I don't own Inuyasha nor anyone in the show. I can only wish I owned Miroku! But I do own this story until claimer. Got it? Good! Happy readings! Note: You know who the people are so I'm not going to explain them to you...

* * *

**The Gun**

"What do want now Inuyasha?" Kagome asked for the second time that day.

"Raman." The dog demon said hastely.

"I bought you some last night..." She said but he gave her a confusing look.

"Ate it," he said almost casually. Kagome glared at him with such an anger look that even a demon would run away.

"What?!" She yelled. "You ate _fifty _packs of instant Raman?!" Her glare deepened.

"I got hungry."

Kagome turned to the Boner Eaters well and climbed up, ready to jump, "Koga's right, you are a mutt!" That was the last word said before she jumped.

"Mom!" Kagome yelled through out her house, looking for her mother. "Mom, I'm back!"

"We're in here honey!" Her mothers voice came from the living room as she took off her shoes. Kagome walked into the living room.

"Mom, could I get a ride to the store tonight?" Kagome asked as she sat down where her mother was sitting.

"Sure but what for?" She asked as she sipped hot green tea.

"Inuyasha is being a pig."

"I don't know how you intend to deal with his bad eatting habits," She said as she got up and went into the kitchen to wash her cup.

"Tie him up for a week," Kagome said with slight anger.

"Well it's good to see you after half a month. Oh, and if any one askes, you've been sick and are now recoving from breastcancer," her mother smiled almost to innocently.

"Mom! No one's ever going to believe that!" She yelled, "Breastcancer, no way!"

"Don't blame me." She said as she nodded to Kagome's brother and grandfather, " It was their idea."

"Grandpa too?" Her mom nodded.

"You may want to do that later before the former." Mom said.

"That's what I ment." Kagome's head was full of what she said to Inuyasha before jumping into the well.

'I wonder what he's doing now, probably moping about it. How am I going to make it up to him?" She thought in wonder. "I could buy him more raman than I usually do

_Later..._ "What should I wear?" Kagome asked herself. She was looking for a white kimono and a black and red kimono.

"This one's white like Inuyasha's hair, but this one has red and is more... sexy." In the end she ended up wearing and red and black kimono as she put up her hair up into a wet ponytail. "Why not look sexy?"

She asked grabbed her wallet. "Mom, I'll be in the car!" She yelled as she waited for her mom to answer. She shoved her wallet into her obi.

"Okay I'll be out in a second!"

Minute later... Mom came out wearing the samething Kagome had on. "Mom, are you still trying to pick up guys at the super market?" She asked annoyed.

"What? I deserve some one don't I?" She looked at Kagome. "And who are _you_ trying to impress?" Her mom asked as she looked at her with a smirk.
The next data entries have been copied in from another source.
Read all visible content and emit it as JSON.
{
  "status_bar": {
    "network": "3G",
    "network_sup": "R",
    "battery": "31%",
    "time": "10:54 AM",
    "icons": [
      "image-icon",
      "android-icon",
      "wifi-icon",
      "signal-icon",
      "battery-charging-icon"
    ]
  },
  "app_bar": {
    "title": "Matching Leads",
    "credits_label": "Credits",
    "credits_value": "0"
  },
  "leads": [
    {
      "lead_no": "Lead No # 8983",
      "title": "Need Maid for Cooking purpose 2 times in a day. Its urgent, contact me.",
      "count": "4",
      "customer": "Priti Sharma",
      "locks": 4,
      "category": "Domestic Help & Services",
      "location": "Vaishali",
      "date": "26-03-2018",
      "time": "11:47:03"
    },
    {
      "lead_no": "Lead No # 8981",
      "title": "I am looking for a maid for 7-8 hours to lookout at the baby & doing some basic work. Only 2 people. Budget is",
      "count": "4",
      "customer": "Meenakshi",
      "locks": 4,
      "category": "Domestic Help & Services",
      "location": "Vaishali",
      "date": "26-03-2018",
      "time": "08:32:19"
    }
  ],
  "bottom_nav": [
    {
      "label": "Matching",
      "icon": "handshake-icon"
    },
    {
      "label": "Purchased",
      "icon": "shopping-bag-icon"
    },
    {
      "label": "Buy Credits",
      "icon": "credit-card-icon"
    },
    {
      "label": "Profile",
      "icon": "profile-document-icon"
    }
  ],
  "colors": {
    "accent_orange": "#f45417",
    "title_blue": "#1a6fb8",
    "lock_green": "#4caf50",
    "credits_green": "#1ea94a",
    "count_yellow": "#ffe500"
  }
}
Kagome blushed, "Inuyasha. I told him I agreed with Koga." She sighed.

"Oh, he's the wolf demon who kidnapped me, and ever since he's been kind a obessed with taking me away from Inuyasha. I think Inuyasha is jealous." Kagome said taking a breathe and continued, "Koga's in lvoe with me."

"Oh, what did you agree with him on?"

"That Inuyasha was a mutt." Her mom started laughing.

"Stop laughing! I was mad! He ate_ fifty packs _of raman!"

"I'm sorry, it's just you and Inuyasha sound like you're perfect for each other." Mom said who still was snickering when she parked the car. "I'm gonna' stay in the car. And don't forget, if you and the mutt are going to _sleep together_, please buy condoms, okay?" Mom continued to laugh.

"MOM!" Kagome yelled as she stomped into the store.

She bought two hundred packs of raman and a yellow ball like the one Inuyasha had when he was young. On her way to the checkout counter she passed the EPT Asle. Remembering what mom said she shuddered.

"Gross mom!" She whispered to herself.

She checkout and walked to the car. Some guy was standing at mom's car window. As Kagome walked closer and saw the man was _excited_ in the nether regions.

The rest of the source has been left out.